Peanuts envy

Friday, February 13 2009

peanuts1

You probably already know that the peanut producer responsible for the massive salmonella outbreak deliberately lied to FDA officials about their products’ contamination. There is plenty of righteous wrath directed at the plant owner, but the FDA dropped the ball, too.

While this isn’t being treated as a health care issue, it is – indirectly. Granted, salmonella is rarely fatal and mostly treatable, which makes it easy to dismiss the problem for those of us with more pressing health issues. But the problem for every sick person in the country is this: the “D” in FDA stands for “Drug”. The same agency that missed the germs in your peanut butter (and about a million other problems) is also responsible for the safety of your medicines. Not a comforting thought, is it?

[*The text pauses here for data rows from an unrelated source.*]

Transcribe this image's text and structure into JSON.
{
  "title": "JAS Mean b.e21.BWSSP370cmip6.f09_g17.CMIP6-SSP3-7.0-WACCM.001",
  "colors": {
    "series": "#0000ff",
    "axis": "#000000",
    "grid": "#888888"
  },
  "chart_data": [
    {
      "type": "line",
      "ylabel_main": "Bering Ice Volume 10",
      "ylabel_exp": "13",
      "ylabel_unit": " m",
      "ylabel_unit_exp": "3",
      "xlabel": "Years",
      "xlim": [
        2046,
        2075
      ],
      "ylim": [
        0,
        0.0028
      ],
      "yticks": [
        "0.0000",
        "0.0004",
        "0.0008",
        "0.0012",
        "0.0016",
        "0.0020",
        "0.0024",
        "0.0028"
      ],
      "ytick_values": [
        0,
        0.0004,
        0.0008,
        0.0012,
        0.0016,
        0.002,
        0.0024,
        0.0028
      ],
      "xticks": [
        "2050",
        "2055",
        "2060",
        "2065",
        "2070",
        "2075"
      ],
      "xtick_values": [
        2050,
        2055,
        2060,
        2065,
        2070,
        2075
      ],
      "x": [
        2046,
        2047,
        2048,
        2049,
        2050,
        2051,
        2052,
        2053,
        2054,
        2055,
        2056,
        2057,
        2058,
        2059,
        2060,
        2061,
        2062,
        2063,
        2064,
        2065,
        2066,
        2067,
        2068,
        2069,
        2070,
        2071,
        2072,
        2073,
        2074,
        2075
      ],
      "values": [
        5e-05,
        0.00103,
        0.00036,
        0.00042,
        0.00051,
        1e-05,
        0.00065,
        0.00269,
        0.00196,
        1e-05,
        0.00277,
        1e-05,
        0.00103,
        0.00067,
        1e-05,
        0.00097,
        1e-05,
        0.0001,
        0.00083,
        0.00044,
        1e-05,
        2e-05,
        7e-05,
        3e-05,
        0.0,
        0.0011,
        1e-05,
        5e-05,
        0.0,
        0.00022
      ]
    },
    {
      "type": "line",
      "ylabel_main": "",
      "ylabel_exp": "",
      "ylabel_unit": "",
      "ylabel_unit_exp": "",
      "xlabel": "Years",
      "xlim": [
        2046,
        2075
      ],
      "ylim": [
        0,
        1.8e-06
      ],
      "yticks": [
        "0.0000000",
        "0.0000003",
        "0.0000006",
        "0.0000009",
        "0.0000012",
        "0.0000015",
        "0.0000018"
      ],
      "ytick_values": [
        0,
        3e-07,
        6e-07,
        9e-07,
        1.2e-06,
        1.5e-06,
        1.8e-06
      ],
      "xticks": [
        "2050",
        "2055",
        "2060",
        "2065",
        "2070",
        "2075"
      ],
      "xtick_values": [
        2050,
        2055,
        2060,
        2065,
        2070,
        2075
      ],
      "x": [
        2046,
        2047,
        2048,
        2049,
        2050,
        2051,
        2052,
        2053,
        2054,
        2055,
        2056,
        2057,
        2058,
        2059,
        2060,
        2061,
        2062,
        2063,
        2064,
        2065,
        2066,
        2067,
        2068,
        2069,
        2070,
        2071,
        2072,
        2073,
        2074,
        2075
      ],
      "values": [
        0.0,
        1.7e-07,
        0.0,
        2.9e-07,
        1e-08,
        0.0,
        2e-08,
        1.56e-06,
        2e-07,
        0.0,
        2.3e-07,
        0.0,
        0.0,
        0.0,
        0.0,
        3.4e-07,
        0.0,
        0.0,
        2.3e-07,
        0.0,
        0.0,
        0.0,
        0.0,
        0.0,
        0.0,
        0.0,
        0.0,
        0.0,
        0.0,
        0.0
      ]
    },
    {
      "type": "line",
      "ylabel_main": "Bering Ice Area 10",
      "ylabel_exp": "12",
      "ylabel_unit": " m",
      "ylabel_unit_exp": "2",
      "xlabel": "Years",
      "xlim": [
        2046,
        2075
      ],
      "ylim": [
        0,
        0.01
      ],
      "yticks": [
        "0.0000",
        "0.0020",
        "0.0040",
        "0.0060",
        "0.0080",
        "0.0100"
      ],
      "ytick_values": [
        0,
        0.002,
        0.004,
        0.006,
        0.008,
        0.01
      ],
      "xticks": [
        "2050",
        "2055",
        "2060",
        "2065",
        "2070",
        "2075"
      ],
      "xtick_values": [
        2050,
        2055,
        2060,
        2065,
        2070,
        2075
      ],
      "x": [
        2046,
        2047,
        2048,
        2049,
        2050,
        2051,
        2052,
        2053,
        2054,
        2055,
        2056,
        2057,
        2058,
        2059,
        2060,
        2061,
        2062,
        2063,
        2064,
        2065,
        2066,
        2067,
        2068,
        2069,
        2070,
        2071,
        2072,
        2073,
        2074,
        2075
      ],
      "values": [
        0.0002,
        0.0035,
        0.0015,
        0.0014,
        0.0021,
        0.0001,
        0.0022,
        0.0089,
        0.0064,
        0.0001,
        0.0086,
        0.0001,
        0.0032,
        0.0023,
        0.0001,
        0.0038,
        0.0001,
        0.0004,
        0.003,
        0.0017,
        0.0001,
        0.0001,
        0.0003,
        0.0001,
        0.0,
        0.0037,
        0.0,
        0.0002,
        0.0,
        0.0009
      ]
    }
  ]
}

You’d think an agency so critical to the health and health care of Americans would be adequately funded, better staffed, and stronger in enforcement. But it’s not even a Health and Human Services (DHHS) agency. The FDA is in the Department of Agriculture. When the Wiley Act of 1906 established the Bureau of Chemistry in the Ag. Dept, there was no DHHS. The Bureau of Chemistry became the FDA, but stayed in Ag. even after the the DHEW was created in 1953 (later to become DHHS). And Ag. is one of those departments that mostly exists to serve the interests of the corporations in the industry.

Along with a raft of other needed health care reforms, it might finally be time to separate the F and D in that particular A. We still need better food protection from Ag., but why not move the drug testing and approval to Health and Human Services? HHS might still be vulnerable to the same sort of capture that plagues Ag., but at least there a drug safety agency would be under the relevant department’s mandate. After all, Secretaries of Agriculture don’t get appointed based on their understanding of medicine and health care – something that does come up in the occasional HHS confirmation hearing.

The peanuts scandal is symptomatic of a deeper dysfunction; if this is how the FDA is protecting our medicine supply as well, then keeping drug safety in the Ag. Department is – to go for the obvious – just plain nuts.